As the Indian economy gears up to reopen, policymakers need to focus on preserving jobs and promoting economic activity to avoid an economic depression in the near term. After the current moratorium on repayment of debts, as facilitated by the Reserve Bank, is lifted, many businesses are likely to come under severe financial distress. Although the government has announced several measures to encourage greater availability of credit for supporting business continuity, such schemes will not be enough to encourage new lending or protect viable businesses from going bankrupt. Given the current economic environment, lenders entrusted with ensuring credit delivery to the business community at scale remain deeply worried about the recovery prospects for both preexisting and prospective loans. This kind of risk aversion in the face of such unprecedented uncertainty is not inexplicable.

From the borrowers’ perspective, since a large number of them were severely indebted even before the crisis started, it is very likely that any new financing provided to them will get utilised to service past debts and create a debt overhang with no real benefits to the economy in the near term. Under normal circumstances, if a limited number of firms were facing such challenges, an efficient bankruptcy system could have solved the problem (at least partially) through a court-sanctioned moratorium and statutory priority for any new financing. However, subjecting all distressed businesses to the regular bankruptcy system in the present economic environment is likely to overburden the system severely and lead to a large number of liquidations. The government recently exempted debtors whose defaults are primarily attributable to the ongoing crisis from the application of the bankruptcy code. Nevertheless, this will not be enough for avoiding the debt overhang and preserving jobs.

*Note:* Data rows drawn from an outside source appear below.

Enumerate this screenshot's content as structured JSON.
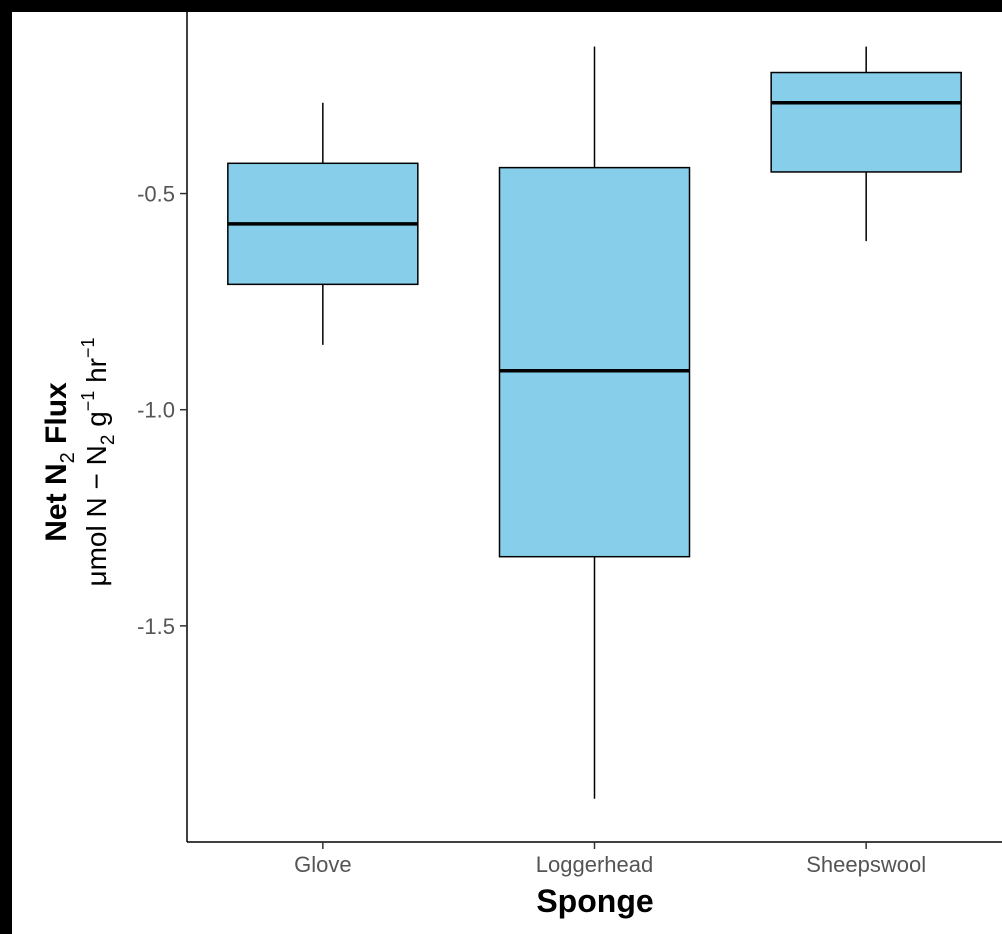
{
  "chart_data": {
    "type": "box",
    "categories": [
      "Glove",
      "Loggerhead",
      "Sheepswool"
    ],
    "boxes": [
      {
        "category": "Glove",
        "min": -0.85,
        "q1": -0.71,
        "median": -0.57,
        "q3": -0.43,
        "max": -0.29
      },
      {
        "category": "Loggerhead",
        "min": -1.9,
        "q1": -1.34,
        "median": -0.91,
        "q3": -0.44,
        "max": -0.16
      },
      {
        "category": "Sheepswool",
        "min": -0.61,
        "q1": -0.45,
        "median": -0.29,
        "q3": -0.22,
        "max": -0.16
      }
    ],
    "xlabel": "Sponge",
    "ylabel": {
      "line1": {
        "main": "Net N",
        "sub": "2",
        "tail": " Flux"
      },
      "line2": {
        "a": "μmol N − N",
        "sub": "2",
        "b": " g",
        "sup1": "−1",
        "c": " hr",
        "sup2": "−1"
      }
    },
    "yticks": [
      -0.5,
      -1.0,
      -1.5
    ],
    "ytick_labels": [
      "-0.5",
      "-1.0",
      "-1.5"
    ],
    "ylim": [
      -2.0,
      -0.08
    ],
    "box_fill": "#87CEEB",
    "grid": false
  }
}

The problems outlined above can be mitigated by designing a law that encourages lenders to lend more freely to viable borrowers, protects debtors from debt enforcement action (in relation to old debts) and ensures that the proceeds of new debts are utilised for preserving businesses. This law should be seen as a temporary protective window for the economy in general and not as an insolvency resolution tool for specific businesses. The key elements of the system should include a debt moratorium for a specified period, allowing the debtor to remain in control of the business during the protection, providing super-priority for all new financing, imposing end-use restrictions on such financing, preventing termination of essential supplies for business continuity, prohibiting termination of employment contracts (beyond a threshold) and lastly, providing definite exit alternatives depending on the financial position of the debtor when the moratorium is lifted. The exit options must also include resolution or liquidation under the regular bankruptcy process to avoid misuse of the process by recalcitrant debtors.

The proposed mechanism will provide financial relief to businesses and sectors that need such relief urgently and also help in preserving jobs and businesses until the situation stabilises. The super-priority (which should be honoured both within and outside insolvency) will provide comfort to lenders that are currently reluctant to lend because of the uncertainties attributable to the crisis. 


  • This scheme should be implemented through a separate legislation under the Ministry of Corporate Affairs.
  • The administrative authority in-charge of implementing it should have representation from the government, lending community and the industry to facilitate balanced outcomes.
  • Debtors with pre-crisis non-performing loans should not be eligible for this protection. Delaying debt enforcement, resolution or liquidation in such cases will only aggravate losses for the affected stakeholders.
  • The scheme will also have to be backstopped appropriately to ensure that lenders whose loans remain unpaid during the protection period do not end up with solvency issues of their own. 
  • The roll-out should be implemented in phases (starting with businesses or sectors that are most vulnerable or those that employ the maximum number of employees, etc.).